Mod parent up. I was on Kubuntu for the last couple of years. You would think that on a distro whose sole reason for existence is to give people a KDE based version of Ubuntu, that you would be able to get anything done without logging in to GNOME. No dice. Ok...maybe we'll show some tolerance here. Maybe GTK apps would at least be themed to look like they fit in on KDE? Nope. OK...getting harder to stomach this distro. At least, something as frequently used as Firefox would be themed correctly in KDE - file dialogs, menus and all? No dice. In summary, its not a KDE distro - its KDE bolted on to a distro. I finally grew tired of the constant tweaking required to get things to work right and the constant additional tweaking required every time some update was released. Time to jump ship. Looked around. There were reports of OpenSuse doing a good job. Tried them out. Paradise in comparison. Stuff just works. I can actually administer any part of the system from within KDE. Firefox is themed right - I didn't have to think about it. Guess what? I don't have GNOME installed, because I don't need it. Package management works beautifully and the fact that I can do a one click web install is pure icing on the cake. What do I miss from Kubuntu? Probably the software ratings. However, here is the important bit - has KDE broken once since I installed OpenSuse? Nope. I'm on KDE 4.4. and in 5 days, will be upgrading to OpenSuse 11.3 for some KDE 4.5 goodness. See, the OpenSuse guys proved to me that a nice enjoyable, stable KDE experience is possible and that by the time I start salivating about the next KDE release, there's a new version of the distro that is ready to release. I'll wait for the distro because I trust them to iron out the kinks for me. They've already done it once. I'm sure they will do it again. Look, if you're a KDE user and you're on Kubuntu, do yourself a huge favour and at least try out the OpenSuse live CD. A lot of effort has gone into that distro and it shows.

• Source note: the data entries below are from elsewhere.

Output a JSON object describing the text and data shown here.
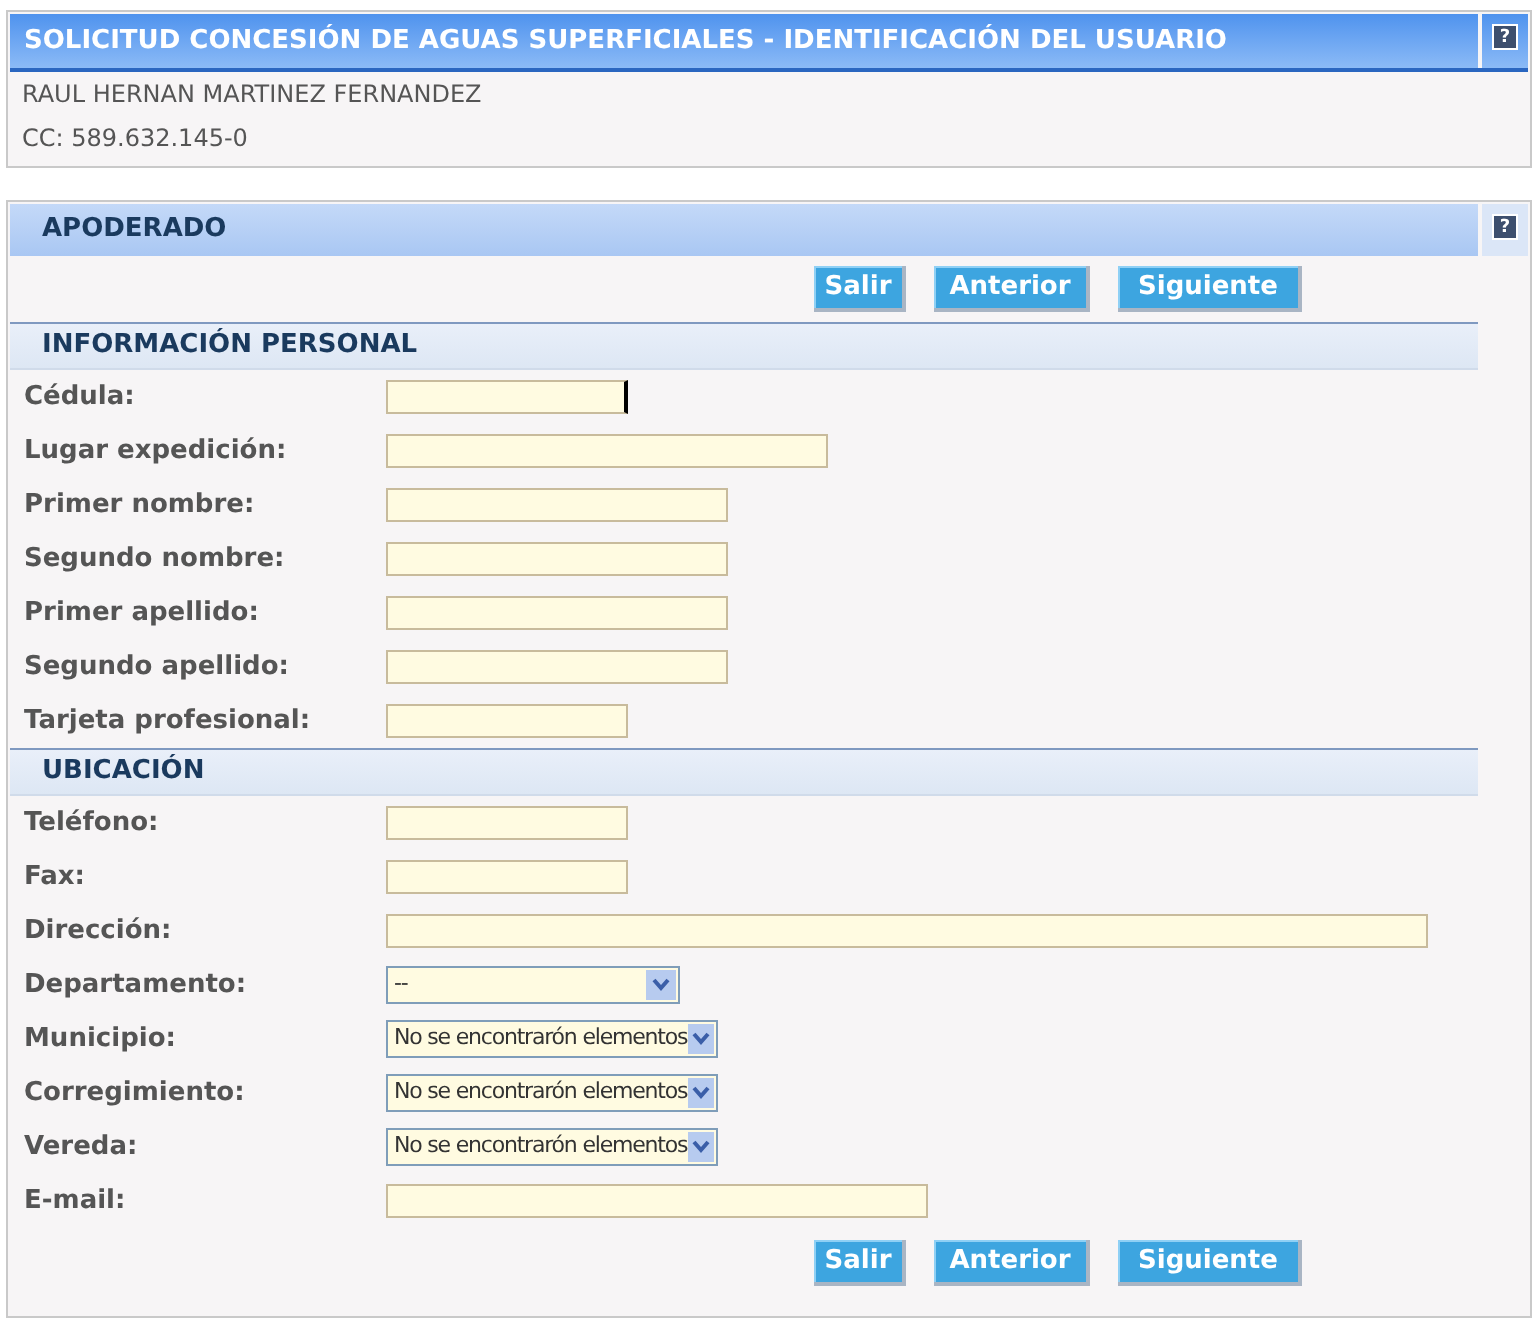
{
  "header": {
    "title": "SOLICITUD CONCESIÓN DE AGUAS SUPERFICIALES - IDENTIFICACIÓN DEL USUARIO",
    "help": "?",
    "user_name": "RAUL HERNAN MARTINEZ FERNANDEZ",
    "user_id": "CC: 589.632.145-0"
  },
  "form": {
    "title": "APODERADO",
    "help": "?",
    "buttons_top": [
      "Salir",
      "Anterior",
      "Siguiente"
    ],
    "sections": [
      {
        "title": "INFORMACIÓN PERSONAL",
        "fields": [
          {
            "label": "Cédula:",
            "kind": "text",
            "focused": true
          },
          {
            "label": "Lugar expedición:",
            "kind": "text",
            "focused": false
          },
          {
            "label": "Primer nombre:",
            "kind": "text",
            "focused": false
          },
          {
            "label": "Segundo nombre:",
            "kind": "text",
            "focused": false
          },
          {
            "label": "Primer apellido:",
            "kind": "text",
            "focused": false
          },
          {
            "label": "Segundo apellido:",
            "kind": "text",
            "focused": false
          },
          {
            "label": "Tarjeta profesional:",
            "kind": "text",
            "focused": false
          }
        ]
      },
      {
        "title": "UBICACIÓN",
        "fields": [
          {
            "label": "Teléfono:",
            "kind": "text",
            "focused": false
          },
          {
            "label": "Fax:",
            "kind": "text",
            "focused": false
          },
          {
            "label": "Dirección:",
            "kind": "text",
            "focused": false
          },
          {
            "label": "Departamento:",
            "kind": "select",
            "value": "--"
          },
          {
            "label": "Municipio:",
            "kind": "select",
            "value": "No se encontrarón elementos"
          },
          {
            "label": "Corregimiento:",
            "kind": "select",
            "value": "No se encontrarón elementos"
          },
          {
            "label": "Vereda:",
            "kind": "select",
            "value": "No se encontrarón elementos"
          },
          {
            "label": "E-mail:",
            "kind": "text",
            "focused": false
          }
        ]
      }
    ],
    "buttons_bottom": [
      "Salir",
      "Anterior",
      "Siguiente"
    ]
  }
}
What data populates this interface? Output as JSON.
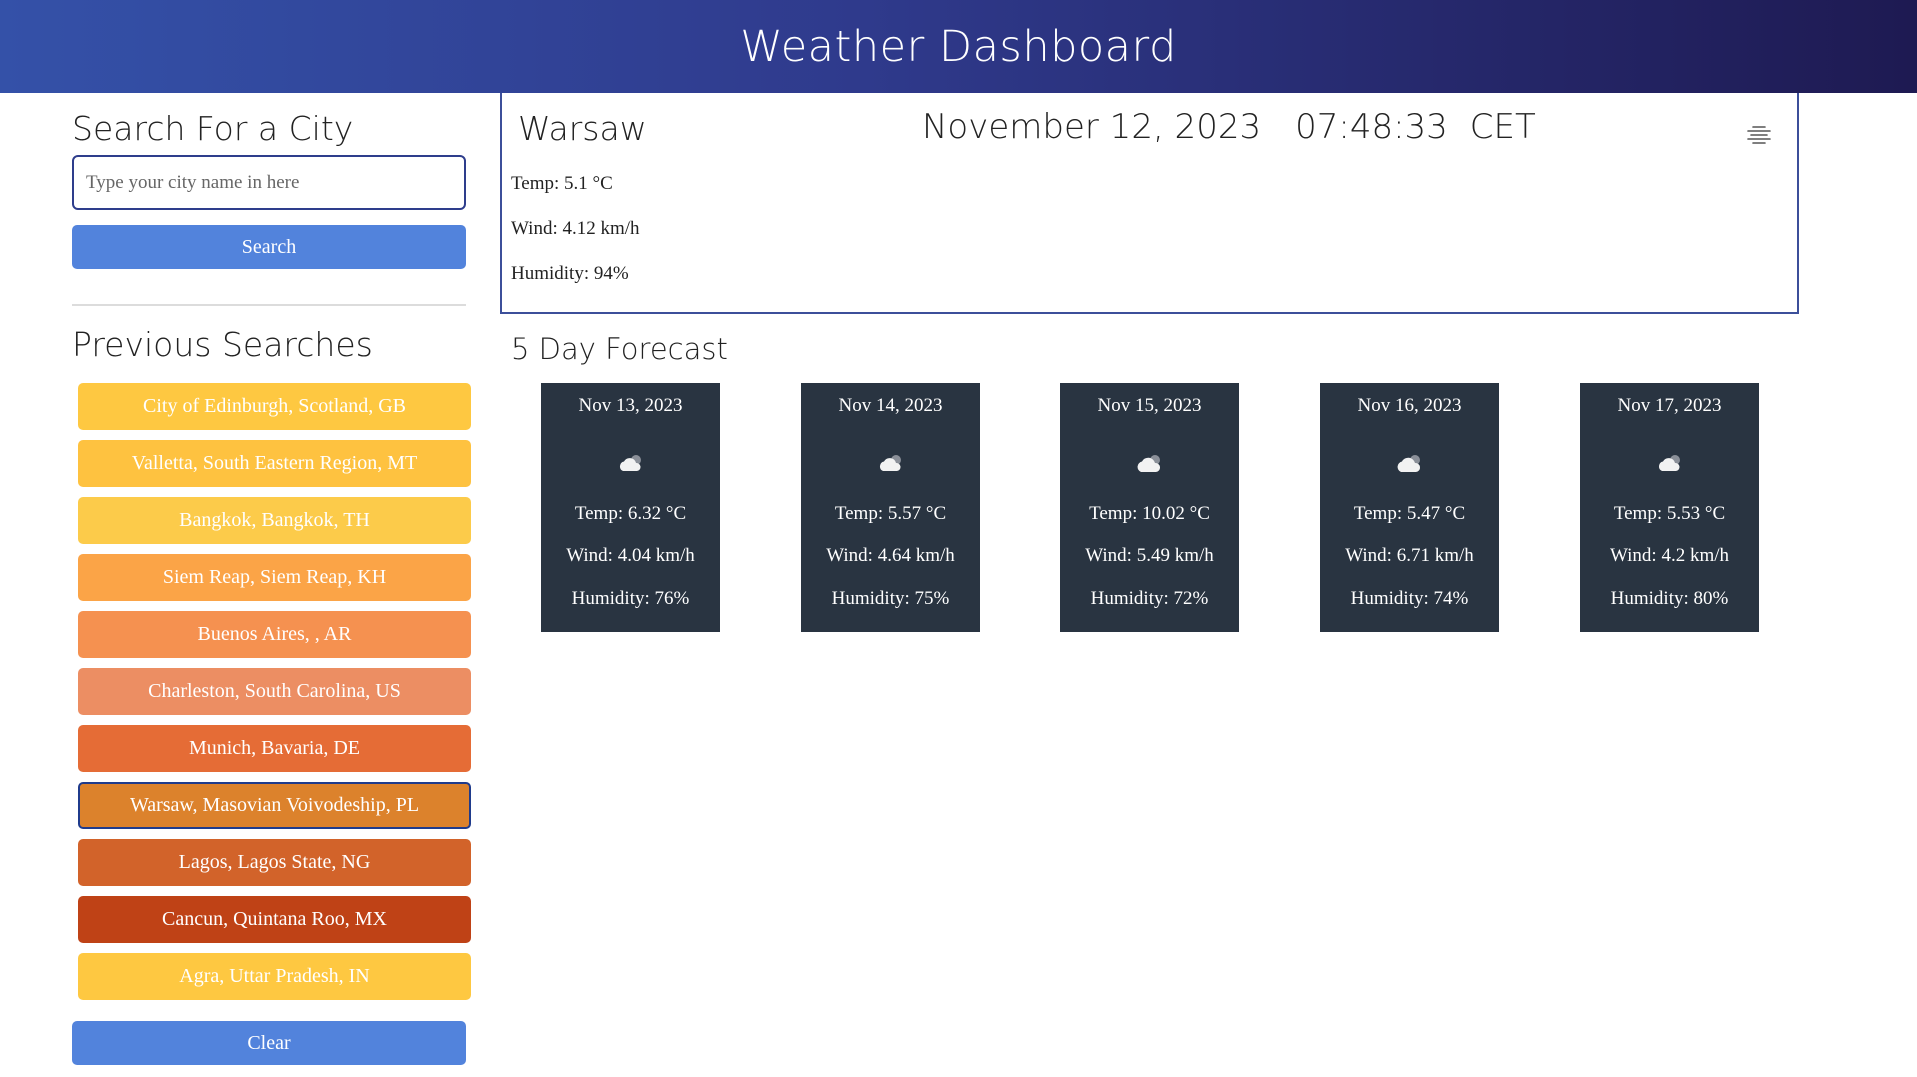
{
  "header": {
    "title": "Weather Dashboard"
  },
  "sidebar": {
    "search_heading": "Search For a City",
    "search_placeholder": "Type your city name in here",
    "search_button": "Search",
    "previous_heading": "Previous Searches",
    "history": [
      {
        "label": "City of Edinburgh, Scotland, GB",
        "color": "#fec841"
      },
      {
        "label": "Valletta, South Eastern Region, MT",
        "color": "#fec240"
      },
      {
        "label": "Bangkok, Bangkok, TH",
        "color": "#fccb4a"
      },
      {
        "label": "Siem Reap, Siem Reap, KH",
        "color": "#fba447"
      },
      {
        "label": "Buenos Aires, , AR",
        "color": "#f59150"
      },
      {
        "label": "Charleston, South Carolina, US",
        "color": "#ec8e63"
      },
      {
        "label": "Munich, Bavaria, DE",
        "color": "#e56c36"
      },
      {
        "label": "Warsaw, Masovian Voivodeship, PL",
        "color": "#dc822c",
        "active": true
      },
      {
        "label": "Lagos, Lagos State, NG",
        "color": "#d2632a"
      },
      {
        "label": "Cancun, Quintana Roo, MX",
        "color": "#bf4216"
      },
      {
        "label": "Agra, Uttar Pradesh, IN",
        "color": "#fec841"
      }
    ],
    "clear_button": "Clear"
  },
  "current": {
    "city": "Warsaw",
    "date": "November 12, 2023",
    "time": "07:48:33",
    "timezone": "CET",
    "icon": "mist-icon",
    "temp": "Temp: 5.1 °C",
    "wind": "Wind: 4.12 km/h",
    "humidity": "Humidity: 94%"
  },
  "forecast": {
    "heading": "5 Day Forecast",
    "days": [
      {
        "date": "Nov 13, 2023",
        "icon": "cloud-icon",
        "temp": "Temp: 6.32 °C",
        "wind": "Wind: 4.04 km/h",
        "humidity": "Humidity: 76%"
      },
      {
        "date": "Nov 14, 2023",
        "icon": "cloud-icon",
        "temp": "Temp: 5.57 °C",
        "wind": "Wind: 4.64 km/h",
        "humidity": "Humidity: 75%"
      },
      {
        "date": "Nov 15, 2023",
        "icon": "cloud-icon",
        "temp": "Temp: 10.02 °C",
        "wind": "Wind: 5.49 km/h",
        "humidity": "Humidity: 72%"
      },
      {
        "date": "Nov 16, 2023",
        "icon": "cloud-icon",
        "temp": "Temp: 5.47 °C",
        "wind": "Wind: 6.71 km/h",
        "humidity": "Humidity: 74%"
      },
      {
        "date": "Nov 17, 2023",
        "icon": "cloud-icon",
        "temp": "Temp: 5.53 °C",
        "wind": "Wind: 4.2 km/h",
        "humidity": "Humidity: 80%"
      }
    ]
  }
}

Find a job you like and you will never work a day in your life.
Yes that's all well and fine, but my point is that that particular functionality has no business being an integral part of the DE. Why is kde4 trying to be an OS? Just provide the DE, or at least make it properly modular so that all this extra crap isn't a requirement. It's too much like Apple or MS, they're trying to stuff this notion of "the kde way" down everyone's throats.
I guess it's just one more example of how mainstream Linux has lost sight of the UNIX philosophy.
Caveat Utilitor
You really think dropping features for years at a time in a stable release is ok if you just call it a bug, effectively meaning there is no stable release?
All your hyperbole aside, the Gnome strategy is at least honest. There's no reason they couldn't opt to put back whatever features they've dropped in the future, but they're being up front that they're not going to now.